USDT is unique in that its price has remained fairly stable. Unlike bitcoin’s wild swings between $7,500 and $10,000 last year USDT has mostly maintained a value around $1 for months now. You can buy USDT with USD at Coinut’s platform which pairs other cryptocurrencies with USDT such as Litecoin (LTC) or Ethereum (ETH). Most investors buy USDT because they believe that it can hold its value compared to fiat currencies better than traditional cryptocurrencies like Bitcoin and Ethereum. There is some controversy over the validity of Tether’s claim that they have $2.5 billion in assets, so even though USDT may seem safer than other cryptocurrencies, it still bears a risk for investors.
Where Do I Buy/Sell Tether Tokens?
Tether is a cryptocurrency that is pegged to the value of the US Dollar. This means that one tether token is worth one US dollar. When you buy tether, you are essentially buying dollars, without having to go through the typical process of exchanging your dollars for fiat or vice versa. This makes it easier and quicker for people who want to transact in both crypto and fiat currencies. For this reason, Tether has become a popular way for people to purchase Bitcoin at times when exchanges experience liquidity problems.

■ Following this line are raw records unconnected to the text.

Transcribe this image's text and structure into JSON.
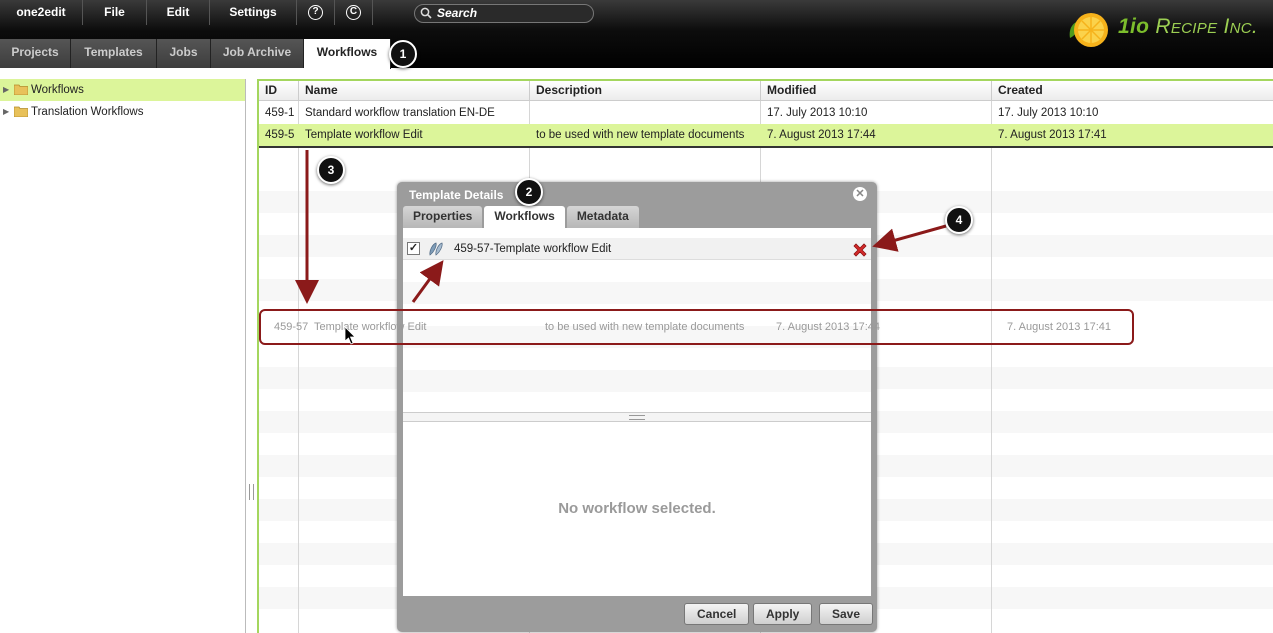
{
  "menu": {
    "items": [
      "one2edit",
      "File",
      "Edit",
      "Settings"
    ],
    "help_icon": "help-icon",
    "refresh_icon": "refresh-icon"
  },
  "search": {
    "placeholder": "Search"
  },
  "logo": {
    "prefix": "1io",
    "name": "Recipe Inc."
  },
  "tabs": [
    "Projects",
    "Templates",
    "Jobs",
    "Job Archive",
    "Workflows"
  ],
  "active_tab": "Workflows",
  "tree": {
    "items": [
      {
        "label": "Workflows",
        "selected": true
      },
      {
        "label": "Translation Workflows",
        "selected": false
      }
    ]
  },
  "grid": {
    "columns": [
      "ID",
      "Name",
      "Description",
      "Modified",
      "Created"
    ],
    "rows": [
      {
        "id": "459-1",
        "name": "Standard workflow translation EN-DE",
        "description": "",
        "modified": "17. July 2013 10:10",
        "created": "17. July 2013 10:10"
      },
      {
        "id": "459-5",
        "name": "Template workflow Edit",
        "description": "to be used with new template documents",
        "modified": "7. August 2013 17:44",
        "created": "7. August 2013 17:41"
      }
    ]
  },
  "drag_ghost": {
    "id": "459-57",
    "name": "Template workflow Edit",
    "description": "to be used with new template documents",
    "modified": "7. August 2013 17:44",
    "created": "7. August 2013 17:41"
  },
  "dialog": {
    "title": "Template Details",
    "tabs": [
      "Properties",
      "Workflows",
      "Metadata"
    ],
    "active_tab": "Workflows",
    "workflow_item": {
      "label": "459-57-Template workflow Edit",
      "checked": true
    },
    "empty_message": "No workflow selected.",
    "buttons": {
      "cancel": "Cancel",
      "apply": "Apply",
      "save": "Save"
    }
  },
  "annotations": [
    "1",
    "2",
    "3",
    "4"
  ],
  "colors": {
    "accent_green": "#a4d65e",
    "selection": "#dcf59a",
    "annotation_arrow": "#8b1a1a",
    "logo": "#7cbd2c"
  }
}
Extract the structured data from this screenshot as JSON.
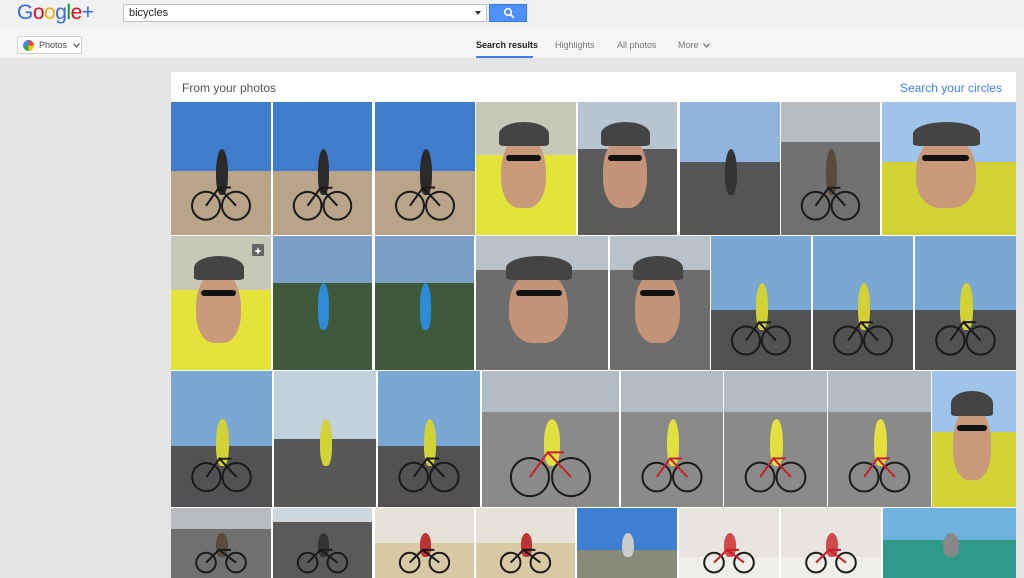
{
  "app": {
    "logo_letters": [
      {
        "ch": "G",
        "color": "#3369e8"
      },
      {
        "ch": "o",
        "color": "#d50f25"
      },
      {
        "ch": "o",
        "color": "#eeb211"
      },
      {
        "ch": "g",
        "color": "#3369e8"
      },
      {
        "ch": "l",
        "color": "#009925"
      },
      {
        "ch": "e",
        "color": "#d50f25"
      },
      {
        "ch": "+",
        "color": "#3369e8"
      }
    ]
  },
  "search": {
    "value": "bicycles"
  },
  "nav": {
    "photos_label": "Photos",
    "tabs": [
      {
        "label": "Search results"
      },
      {
        "label": "Highlights"
      },
      {
        "label": "All photos"
      },
      {
        "label": "More"
      }
    ]
  },
  "results": {
    "title": "From your photos",
    "link": "Search your circles"
  },
  "colors": {
    "accent": "#427fed",
    "search_button": "#4d90fe"
  }
}
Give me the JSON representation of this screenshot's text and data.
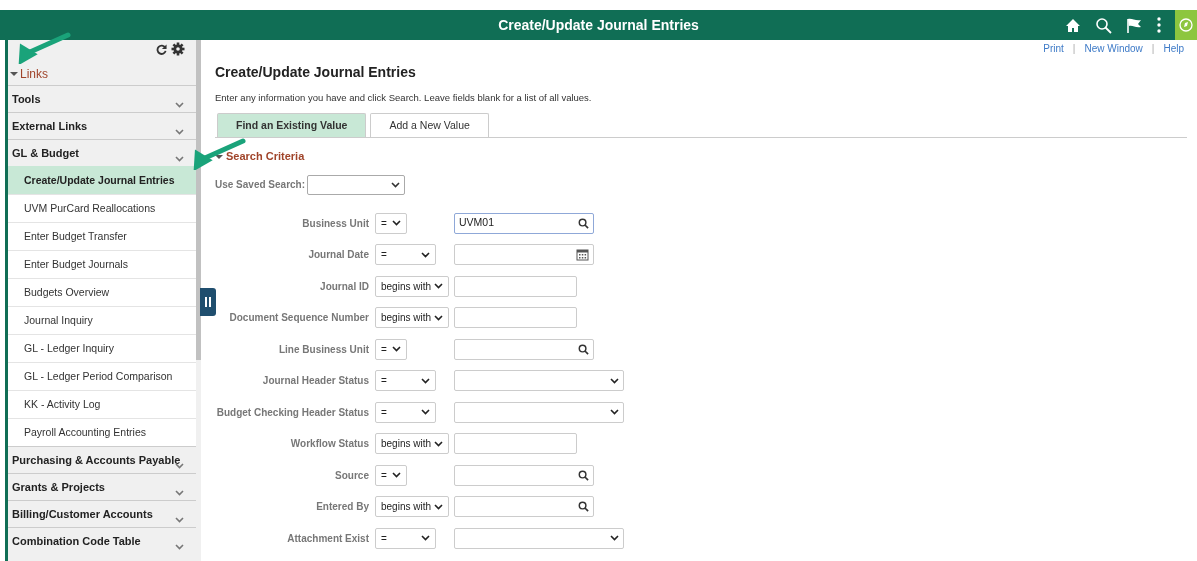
{
  "header": {
    "title": "Create/Update Journal Entries"
  },
  "top_links": [
    "Print",
    "New Window",
    "Help"
  ],
  "link_separator": "|",
  "sidebar": {
    "title": "Links",
    "expanded": true,
    "groups": [
      {
        "label": "Tools"
      },
      {
        "label": "External Links"
      },
      {
        "label": "GL & Budget",
        "children": [
          {
            "label": "Create/Update Journal Entries",
            "selected": true
          },
          {
            "label": "UVM PurCard Reallocations",
            "selected": false
          },
          {
            "label": "Enter Budget Transfer",
            "selected": false
          },
          {
            "label": "Enter Budget Journals",
            "selected": false
          },
          {
            "label": "Budgets Overview",
            "selected": false
          },
          {
            "label": "Journal Inquiry",
            "selected": false
          },
          {
            "label": "GL - Ledger Inquiry",
            "selected": false
          },
          {
            "label": "GL - Ledger Period Comparison",
            "selected": false
          },
          {
            "label": "KK - Activity Log",
            "selected": false
          },
          {
            "label": "Payroll Accounting Entries",
            "selected": false
          }
        ]
      },
      {
        "label": "Purchasing & Accounts Payable"
      },
      {
        "label": "Grants & Projects"
      },
      {
        "label": "Billing/Customer Accounts"
      },
      {
        "label": "Combination Code Table"
      }
    ]
  },
  "page": {
    "title": "Create/Update Journal Entries",
    "instructions": "Enter any information you have and click Search. Leave fields blank for a list of all values.",
    "tabs": [
      {
        "label": "Find an Existing Value",
        "selected": true
      },
      {
        "label": "Add a New Value",
        "selected": false
      }
    ],
    "section": {
      "title": "Search Criteria",
      "expanded": true
    },
    "saved_search_label": "Use Saved Search:",
    "fields": [
      {
        "label": "Business Unit",
        "operator": "=",
        "kind": "lookup",
        "value": "UVM01"
      },
      {
        "label": "Journal Date",
        "operator": "=",
        "kind": "date"
      },
      {
        "label": "Journal ID",
        "operator": "begins with",
        "kind": "text"
      },
      {
        "label": "Document Sequence Number",
        "operator": "begins with",
        "kind": "text"
      },
      {
        "label": "Line Business Unit",
        "operator": "=",
        "kind": "lookup"
      },
      {
        "label": "Journal Header Status",
        "operator": "=",
        "kind": "dropdown"
      },
      {
        "label": "Budget Checking Header Status",
        "operator": "=",
        "kind": "dropdown"
      },
      {
        "label": "Workflow Status",
        "operator": "begins with",
        "kind": "text"
      },
      {
        "label": "Source",
        "operator": "=",
        "kind": "lookup"
      },
      {
        "label": "Entered By",
        "operator": "begins with",
        "kind": "lookup"
      },
      {
        "label": "Attachment Exist",
        "operator": "=",
        "kind": "dropdown"
      }
    ]
  }
}
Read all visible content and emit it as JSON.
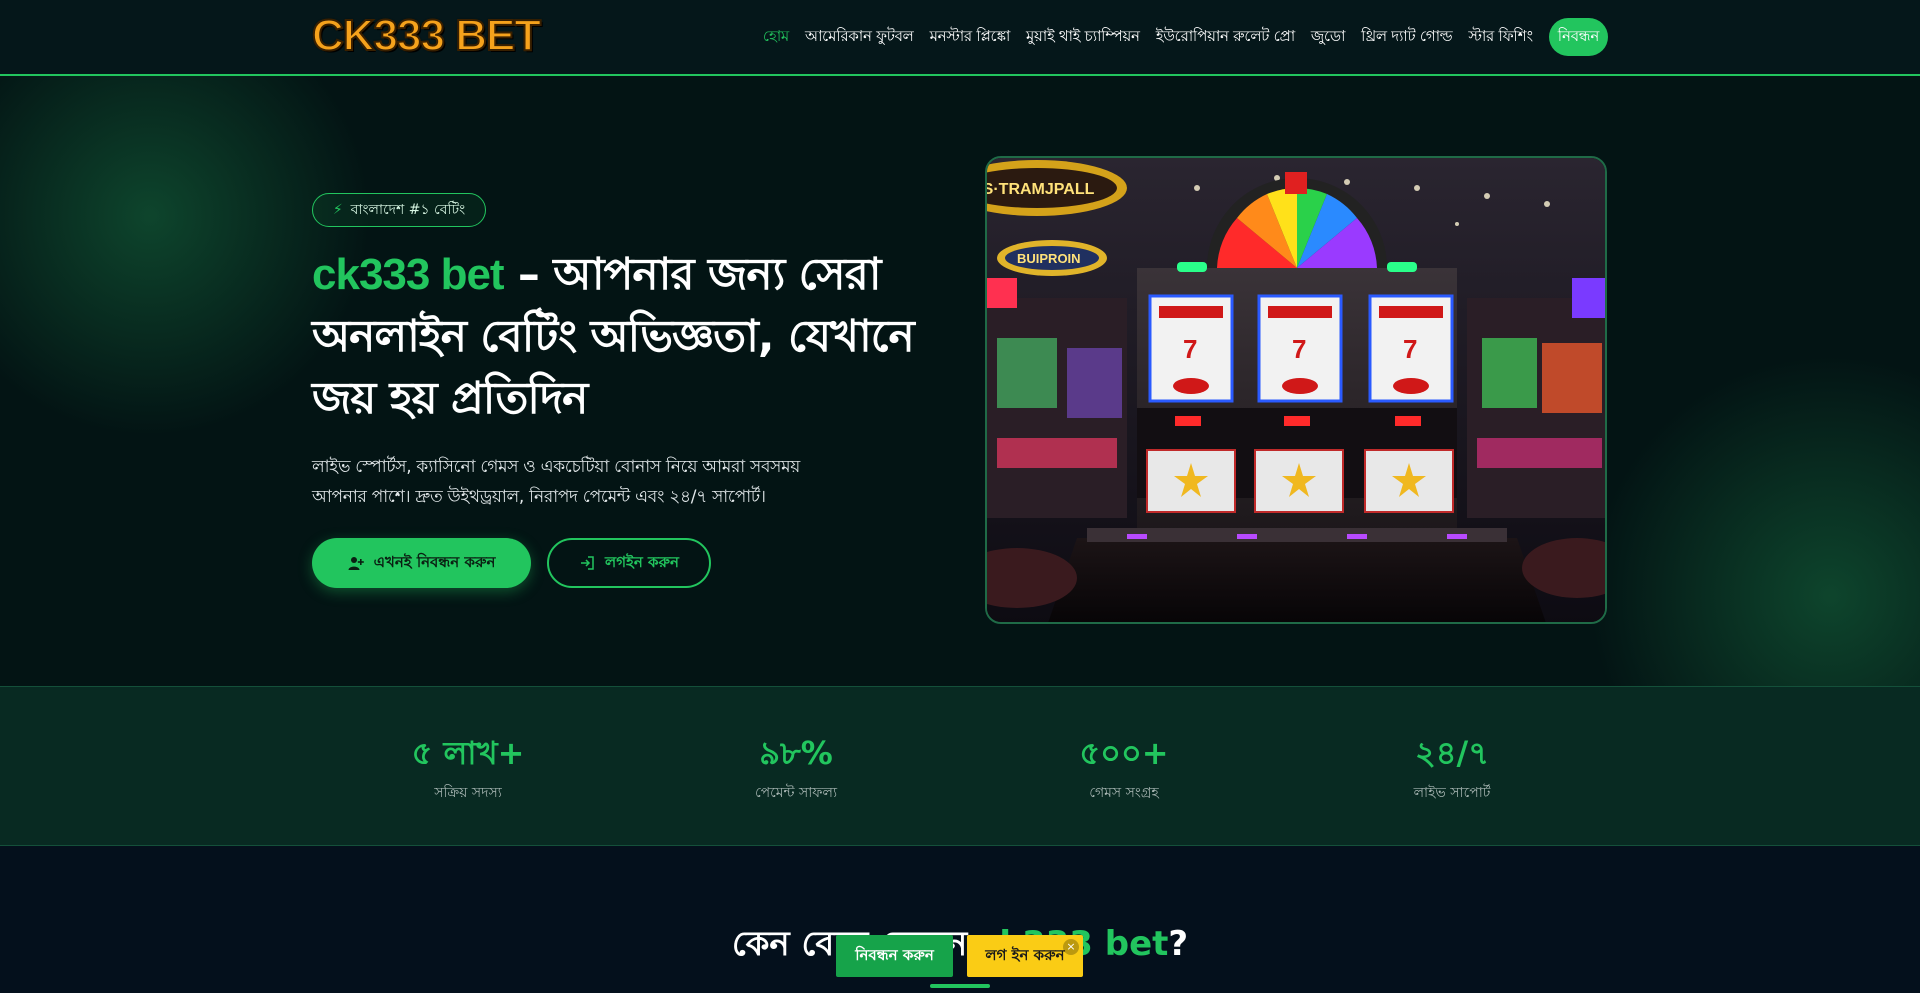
{
  "header": {
    "logo_text": "CK333 BET",
    "nav": [
      {
        "label": "হোম",
        "active": true
      },
      {
        "label": "আমেরিকান ফুটবল",
        "active": false
      },
      {
        "label": "মনস্টার প্লিঙ্কো",
        "active": false
      },
      {
        "label": "মুয়াই থাই চ্যাম্পিয়ন",
        "active": false
      },
      {
        "label": "ইউরোপিয়ান রুলেট প্রো",
        "active": false
      },
      {
        "label": "জুডো",
        "active": false
      },
      {
        "label": "থ্রিল দ্যাট গোল্ড",
        "active": false
      },
      {
        "label": "স্টার ফিশিং",
        "active": false
      }
    ],
    "register_label": "নিবন্ধন"
  },
  "hero": {
    "badge": "বাংলাদেশ #১ বেটিং",
    "title_brand": "ck333 bet",
    "title_rest": " – আপনার জন্য সেরা অনলাইন বেটিং অভিজ্ঞতা, যেখানে জয় হয় প্রতিদিন",
    "description": "লাইভ স্পোর্টস, ক্যাসিনো গেমস ও একচেটিয়া বোনাস নিয়ে আমরা সবসময় আপনার পাশে। দ্রুত উইথড্রয়াল, নিরাপদ পেমেন্ট এবং ২৪/৭ সাপোর্ট।",
    "primary_button": "এখনই নিবন্ধন করুন",
    "secondary_button": "লগইন করুন",
    "image_sign_1": "ES·TRAMJPALL",
    "image_sign_2": "BUIPROIN"
  },
  "stats": [
    {
      "value": "৫ লাখ+",
      "label": "সক্রিয় সদস্য"
    },
    {
      "value": "৯৮%",
      "label": "পেমেন্ট সাফল্য"
    },
    {
      "value": "৫০০+",
      "label": "গেমস সংগ্রহ"
    },
    {
      "value": "২৪/৭",
      "label": "লাইভ সাপোর্ট"
    }
  ],
  "why": {
    "title_prefix": "কেন বেছে নেবেন ",
    "title_brand": "ck333 bet",
    "title_suffix": "?"
  },
  "floating": {
    "register_label": "নিবন্ধন করুন",
    "login_label": "লগ ইন করুন",
    "close_symbol": "×"
  },
  "colors": {
    "accent": "#22c55e",
    "logo": "#f5a21c",
    "login_yellow": "#facc15",
    "background": "#04121a"
  }
}
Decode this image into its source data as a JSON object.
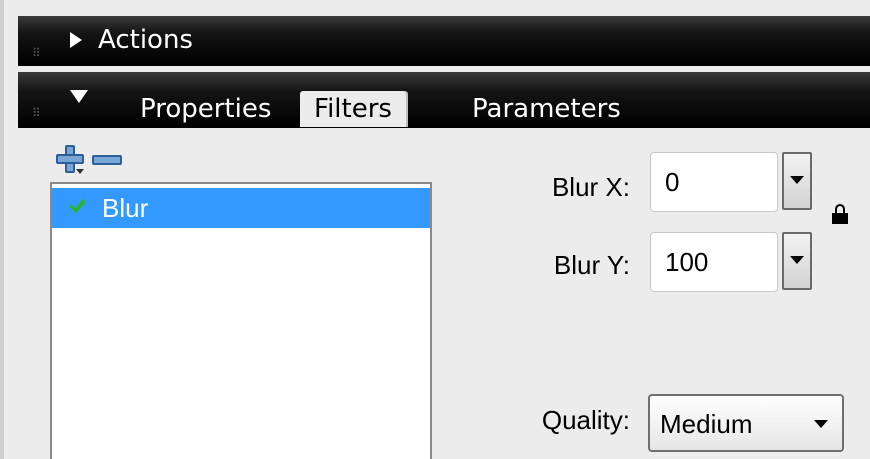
{
  "actions_panel": {
    "title": "Actions"
  },
  "properties_panel": {
    "tabs": [
      {
        "label": "Properties"
      },
      {
        "label": "Filters"
      },
      {
        "label": "Parameters"
      }
    ],
    "active_tab": "Filters"
  },
  "filter_list": {
    "items": [
      {
        "label": "Blur",
        "enabled": true,
        "selected": true
      }
    ]
  },
  "params": {
    "blur_x": {
      "label": "Blur X:",
      "value": "0"
    },
    "blur_y": {
      "label": "Blur Y:",
      "value": "100"
    },
    "quality": {
      "label": "Quality:",
      "value": "Medium"
    },
    "linked": false
  },
  "colors": {
    "selection": "#3399ff",
    "check": "#2db52d",
    "panel_bg": "#ececec",
    "header_bg": "#000000"
  }
}
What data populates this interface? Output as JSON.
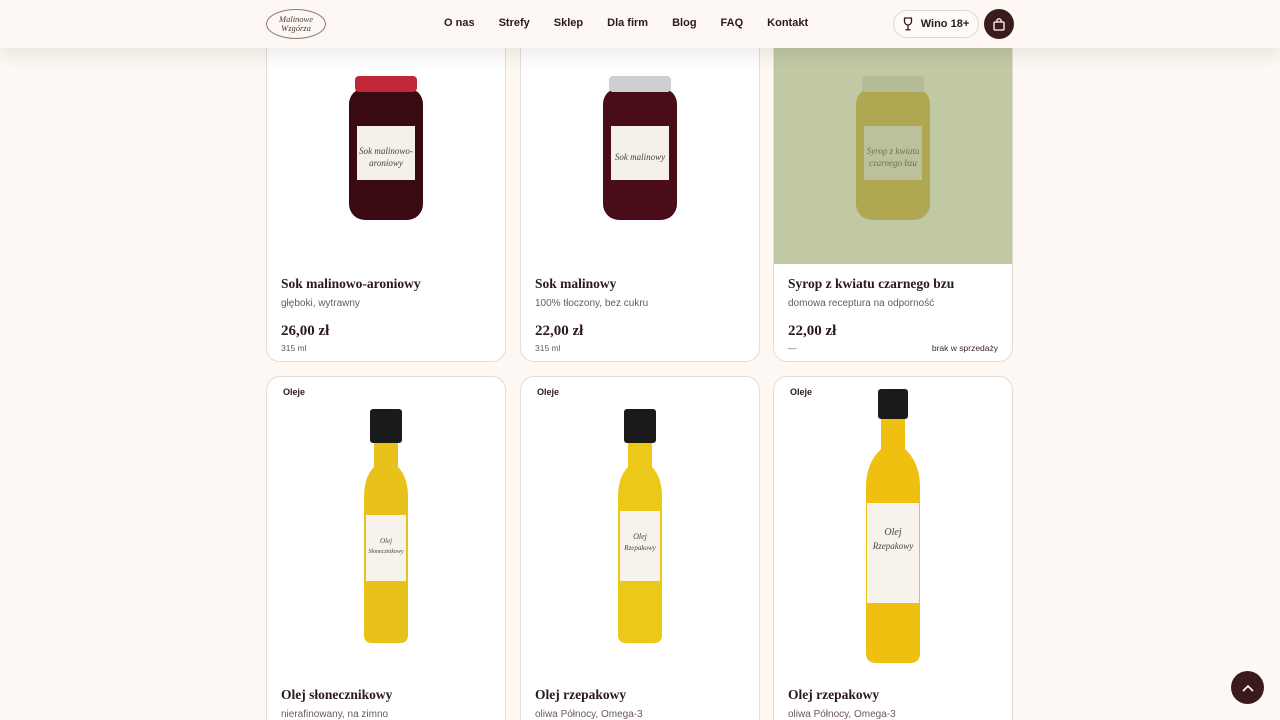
{
  "header": {
    "logo_text": "Malinowe Wzgórza",
    "nav": [
      "O nas",
      "Strefy",
      "Sklep",
      "Dla firm",
      "Blog",
      "FAQ",
      "Kontakt"
    ],
    "wine_label": "Wino 18+"
  },
  "products": [
    {
      "name": "Sok malinowo-aroniowy",
      "desc": "głęboki, wytrawny",
      "price": "26,00 zł",
      "size": "315 ml",
      "label_text": "Sok malinowo-aroniowy",
      "cap_color": "#c0283a",
      "liquid_color": "#3a0a12"
    },
    {
      "name": "Sok malinowy",
      "desc": "100% tłoczony, bez cukru",
      "price": "22,00 zł",
      "size": "315 ml",
      "label_text": "Sok malinowy",
      "cap_color": "#cfcfcf",
      "liquid_color": "#4a0c18"
    },
    {
      "name": "Syrop z kwiatu czarnego bzu",
      "desc": "domowa receptura na odporność",
      "price": "22,00 zł",
      "size": "—",
      "status": "brak w sprzedaży",
      "label_text": "Syrop z kwiatu czarnego bzu",
      "cap_color": "#e4e4e4",
      "liquid_color": "#d9b64a"
    },
    {
      "tag": "Oleje",
      "name": "Olej słonecznikowy",
      "desc": "nierafinowany, na zimno",
      "label_text": "Olej Słonecznikowy",
      "liquid_color": "#e8c21a"
    },
    {
      "tag": "Oleje",
      "name": "Olej rzepakowy",
      "desc": "oliwa Północy, Omega-3",
      "label_text": "Olej Rzepakowy",
      "liquid_color": "#ecc818"
    },
    {
      "tag": "Oleje",
      "name": "Olej rzepakowy",
      "desc": "oliwa Północy, Omega-3",
      "label_text": "Olej Rzepakowy",
      "liquid_color": "#f0c010"
    }
  ],
  "icons": {
    "wine": "wine-glass-icon",
    "cart": "shopping-bag-icon",
    "scroll": "chevron-up-icon"
  }
}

To buy tether tokens on an exchange, first set up an account on the exchange where you want to purchase them and then deposit funds into your account. Once you have done so, navigate to the trading page of the coin whose market you want to trade on. Find the pair with USDT (e.g., BTC/USDT) and then click Buy (or whichever button corresponds). From there, enter how many USDT tokens you would like to purchase with either bitcoin or ether and then hit Buy. Your order will be filled immediately if there is enough supply for sale at that price point. If not, it will remain open until someone sells their coins for the price that you specified . You can also sell USDT tokens on the same page as long as you are signed into your account. Select the tab labeled Sell, enter the number of tethers that you want to sell, and then select how much money from that particular token type that you want to receive from selling those tethers. Note: It takes four hours for any changes made to your balance in a crypto wallet to take effect in other parts of your account such as real-time data feeds and trades.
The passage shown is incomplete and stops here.